Paul, assistant d'éducation au collège-lycée expérimental (CLE) d'Hérouville-Saint-Clair, s'est déjà entretenu avec ses collègues en vue de la rentrée de ce lundi. "Il va falloir savoir correctement répondre aux élèves, à leurs questions, leurs peurs, leurs interrogations, et je pense qu’on ne peut pas forcément se préparer à ce genre de questions parce que nous-mêmes on a ces questions à l’intérieur de nous", explique le jeune homme. "On peut imaginer une trame en amont mais on ne peut pas se mettre à la place des élèves, savoir ce qui se passe dans leur quotidien, dans leur tête, comment ils en ont parlé avec leurs parents. Chaque élève va avoir ses propres questions, ses propres craintes, ses propres émotions. Le mieux, c’est de trouver, le moment en lui-même, les bons mots, les bons gestes, la bonne posture pour essayer de les rassurer au mieux. C’est la meilleure des choses à faire au vu de ce qui s’est passé, pour aller à l’encontre de ce qui s’est passé."

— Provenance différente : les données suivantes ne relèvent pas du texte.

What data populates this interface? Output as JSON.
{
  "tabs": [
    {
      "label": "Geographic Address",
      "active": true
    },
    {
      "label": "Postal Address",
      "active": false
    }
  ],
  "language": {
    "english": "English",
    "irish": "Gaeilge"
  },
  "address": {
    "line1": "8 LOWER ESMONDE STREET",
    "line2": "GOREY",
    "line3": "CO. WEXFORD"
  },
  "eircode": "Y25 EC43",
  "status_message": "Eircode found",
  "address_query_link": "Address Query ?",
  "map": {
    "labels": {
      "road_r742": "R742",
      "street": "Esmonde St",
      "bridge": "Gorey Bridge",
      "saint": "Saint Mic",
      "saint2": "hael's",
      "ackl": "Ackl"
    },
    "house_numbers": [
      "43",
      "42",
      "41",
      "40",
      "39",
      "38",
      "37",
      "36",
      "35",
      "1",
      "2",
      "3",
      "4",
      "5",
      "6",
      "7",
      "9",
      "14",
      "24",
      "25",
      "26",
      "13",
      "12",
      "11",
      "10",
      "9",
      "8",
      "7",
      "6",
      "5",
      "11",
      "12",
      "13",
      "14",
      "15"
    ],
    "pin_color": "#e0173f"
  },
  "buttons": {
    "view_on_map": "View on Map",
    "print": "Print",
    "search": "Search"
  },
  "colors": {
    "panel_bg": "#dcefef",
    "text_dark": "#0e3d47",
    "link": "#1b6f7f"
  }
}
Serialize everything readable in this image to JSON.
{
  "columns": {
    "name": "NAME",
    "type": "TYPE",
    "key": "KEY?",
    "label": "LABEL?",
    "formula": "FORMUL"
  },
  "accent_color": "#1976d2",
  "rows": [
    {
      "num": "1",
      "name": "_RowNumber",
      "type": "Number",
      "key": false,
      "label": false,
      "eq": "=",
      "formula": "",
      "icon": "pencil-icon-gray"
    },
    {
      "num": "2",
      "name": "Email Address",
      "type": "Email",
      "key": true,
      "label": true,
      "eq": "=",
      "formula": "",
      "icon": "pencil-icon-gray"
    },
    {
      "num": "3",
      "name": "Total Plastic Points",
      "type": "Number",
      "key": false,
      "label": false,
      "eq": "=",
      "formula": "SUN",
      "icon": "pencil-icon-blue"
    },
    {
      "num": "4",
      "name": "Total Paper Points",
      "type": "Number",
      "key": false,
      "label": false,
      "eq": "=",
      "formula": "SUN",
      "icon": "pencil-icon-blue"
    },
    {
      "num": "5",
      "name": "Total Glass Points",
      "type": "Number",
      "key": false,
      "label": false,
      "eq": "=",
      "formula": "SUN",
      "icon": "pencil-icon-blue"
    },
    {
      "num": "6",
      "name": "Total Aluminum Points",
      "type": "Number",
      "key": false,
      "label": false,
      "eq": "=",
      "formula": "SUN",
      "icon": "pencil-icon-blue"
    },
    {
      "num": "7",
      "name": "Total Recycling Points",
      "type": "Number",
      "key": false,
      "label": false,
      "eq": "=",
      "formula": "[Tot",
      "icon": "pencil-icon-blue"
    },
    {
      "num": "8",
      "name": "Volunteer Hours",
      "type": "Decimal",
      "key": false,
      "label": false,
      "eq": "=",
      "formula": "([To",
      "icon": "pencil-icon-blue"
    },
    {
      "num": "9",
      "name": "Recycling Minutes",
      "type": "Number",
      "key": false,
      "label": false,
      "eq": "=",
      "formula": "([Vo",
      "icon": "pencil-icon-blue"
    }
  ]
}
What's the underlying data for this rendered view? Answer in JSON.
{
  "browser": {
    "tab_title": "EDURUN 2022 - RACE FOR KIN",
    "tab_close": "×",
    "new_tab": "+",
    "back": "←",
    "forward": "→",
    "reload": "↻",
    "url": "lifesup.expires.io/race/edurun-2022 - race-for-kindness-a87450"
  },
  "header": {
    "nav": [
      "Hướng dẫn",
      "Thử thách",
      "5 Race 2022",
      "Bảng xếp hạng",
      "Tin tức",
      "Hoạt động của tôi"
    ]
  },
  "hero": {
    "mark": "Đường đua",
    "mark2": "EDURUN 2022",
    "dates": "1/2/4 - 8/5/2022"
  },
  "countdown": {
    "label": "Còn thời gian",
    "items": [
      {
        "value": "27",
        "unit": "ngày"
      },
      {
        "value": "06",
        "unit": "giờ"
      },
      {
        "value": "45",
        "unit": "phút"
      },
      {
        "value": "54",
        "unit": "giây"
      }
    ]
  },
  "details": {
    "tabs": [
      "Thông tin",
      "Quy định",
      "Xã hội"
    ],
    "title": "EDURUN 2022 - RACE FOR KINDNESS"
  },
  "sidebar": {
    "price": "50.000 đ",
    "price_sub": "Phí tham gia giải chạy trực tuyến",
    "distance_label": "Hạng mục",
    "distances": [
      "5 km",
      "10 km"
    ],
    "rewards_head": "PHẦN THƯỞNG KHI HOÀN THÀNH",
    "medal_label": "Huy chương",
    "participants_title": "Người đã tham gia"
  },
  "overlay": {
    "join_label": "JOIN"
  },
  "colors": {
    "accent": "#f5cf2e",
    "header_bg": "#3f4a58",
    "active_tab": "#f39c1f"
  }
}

"Ça fait mal de les voir grandir dans ce monde-là"

Céline, professeure des écoles à Emiéville, ne bénéficiera pas d'un temps d'échange en amont avec ses collègues, contrairement aux enseignants des collèges et lycées. "Ça va être chacune dans sa classe et je pense que le midi on prendra un temps de concertation pour organiser l’hommage à 14 heures de manière collective." Avant la minute de silenceCéline aura déjà eu l'occasion d'échanger avec ses élèves de CP, CE1 et CE2, des enfants âgés de 6 à 8 ans. "Comme ils sont très jeunes, on va déjà partir de leurs retours, savoir ce qu’ils ont entendu ce week-end, quel discours il y a eu dans les familles et puis expliquer avec des mots simples, leurs mots, ce qui s'est passé et l’importance de l’hommage, surtout."

Dans la foule réunie ce dimanche sur la place de la République, des parents d'élèves ont tenu à être présents auprès des enseignants. "Depuis 2015, on vient à des rassemblements tout le temps. Nos enfants grandissent avec ça depuis qu’ils ont 5 ans. On est écœurés, ça fait mal. Et on sait très bien aussi que peut-être, dans 6 mois, dans un an, dans deux ans, on va se retrouver encore sur cette même place avec les mêmes personnes à écouter les mêmes discours", se désole Mélanie, maman d'un lycéen de 15 ans. "On se pose des questions sur la sécurité des lycées, on se pose des questions sur les exercices anti-intrusion par nos enfants. Moi, j’ai aussi un petit. Il nous raconte que très régulièrement ils font des exercices pour se cacher sous les tables. Nous, on n’a jamais connu ça. Et c’est vrai que ça fait mal de les voir grandir dans ce monde-là."